RESULTS: Between January 2005 and March 2020, 247 patients were screened, and 155 patients with confirmed systemic amyloidosis were included in the present analysis. The most common amyloidosis type was light-chain (49.7%, n = 77), followed by transthyretin amyloidosis (40%, n = 62) and amyloid A amyloidosis (5.2%, n = 8). Most patients (61.9%, n = 96) presented with multiorgan involvement. Nevertheless, single organ involvement was seen in all types of amyloidosis, most commonly in amyloid A amyloidosis (75%, n = 6).

The median observation time of the surviving patients was calculated by the reverse Kaplan-Meier method and was 3.29 years (95% confidence interval [CI] 2.33–4.87); it was 4.87 years (95% CI 3.14–7.22) in light-chain amyloidosis patients and 1.85 years (95% CI 1.48–3.66) in transthyretin amyloidosis patients, respectively. The 1-, 3- and 5-year survival rates were 87.0% (95% CI 79.4–95.3%), 68.5% (95% CI 57.4–81.7%) and 66.0% (95% CI 54.6–79.9%) respectively for light-chain amyloidosis patients and 91.2% (95% CI 83.2–99.8%), 77.0% (95% CI 63.4–93.7%) and 50.6% (95% CI 31.8–80.3%) respectively for transthyretin amyloidosis patients. There was no significant difference between the two groups (p = 0.81).
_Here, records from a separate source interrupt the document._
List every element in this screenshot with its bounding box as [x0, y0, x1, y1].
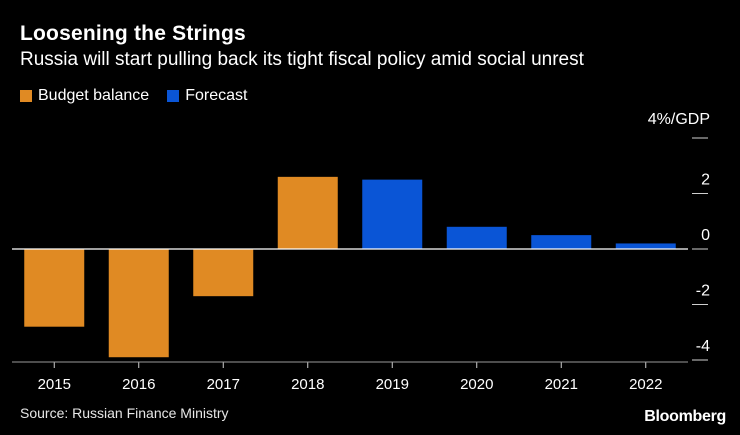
bar-2021	[531, 235, 592, 249]
y-axis-unit-label: 4%/GDP	[647, 111, 710, 128]
bloomberg-logo: Bloomberg	[644, 408, 726, 425]
y-tick-label: 2	[701, 172, 710, 189]
legend: Budget balance Forecast	[20, 87, 265, 105]
bar-2018	[277, 176, 338, 249]
y-tick-label: 0	[701, 227, 710, 244]
y-tick-label: -2	[696, 283, 710, 300]
legend-label-budget-balance: Budget balance	[38, 87, 150, 104]
chart-title: Loosening the Strings	[20, 22, 246, 45]
source-note: Source: Russian Finance Ministry	[20, 405, 229, 421]
legend-swatch-forecast	[167, 90, 180, 102]
chart-subtitle: Russia will start pulling back its tight…	[20, 49, 584, 70]
bar-2022	[615, 243, 676, 249]
legend-swatch-budget-balance	[20, 90, 32, 102]
bar-2019	[362, 179, 423, 249]
bar-2016	[108, 249, 169, 358]
x-tick-label-2022: 2022	[629, 376, 662, 393]
bar-2020	[446, 226, 507, 249]
legend-item-forecast: Forecast	[167, 87, 247, 105]
x-tick-label-2016: 2016	[122, 376, 155, 393]
bar-2015	[24, 249, 85, 327]
x-tick-label-2020: 2020	[460, 376, 493, 393]
x-tick-label-2018: 2018	[291, 376, 324, 393]
y-tick-label: -4	[696, 338, 710, 355]
x-tick-label-2017: 2017	[207, 376, 240, 393]
legend-label-forecast: Forecast	[185, 87, 248, 104]
x-tick-label-2015: 2015	[38, 376, 71, 393]
bar-2017	[193, 249, 254, 297]
legend-item-budget-balance: Budget balance	[20, 87, 149, 105]
x-tick-label-2021: 2021	[545, 376, 578, 393]
x-tick-label-2019: 2019	[376, 376, 409, 393]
CONCLUSION: During registry set-up, a more comprehensive work-up of our patients suffering mainly from light-chain amyloidosis and transthyretin amyloidosis was implemented. Survival rates were remarkably high and similar between light-chain amyloidosis and transthyretin amyloidosis, a finding which was noted in similar historic registries of international centres. However, further studies are needed to depict morbidity and mortality as the amyloidosis landscape is changing rapidly.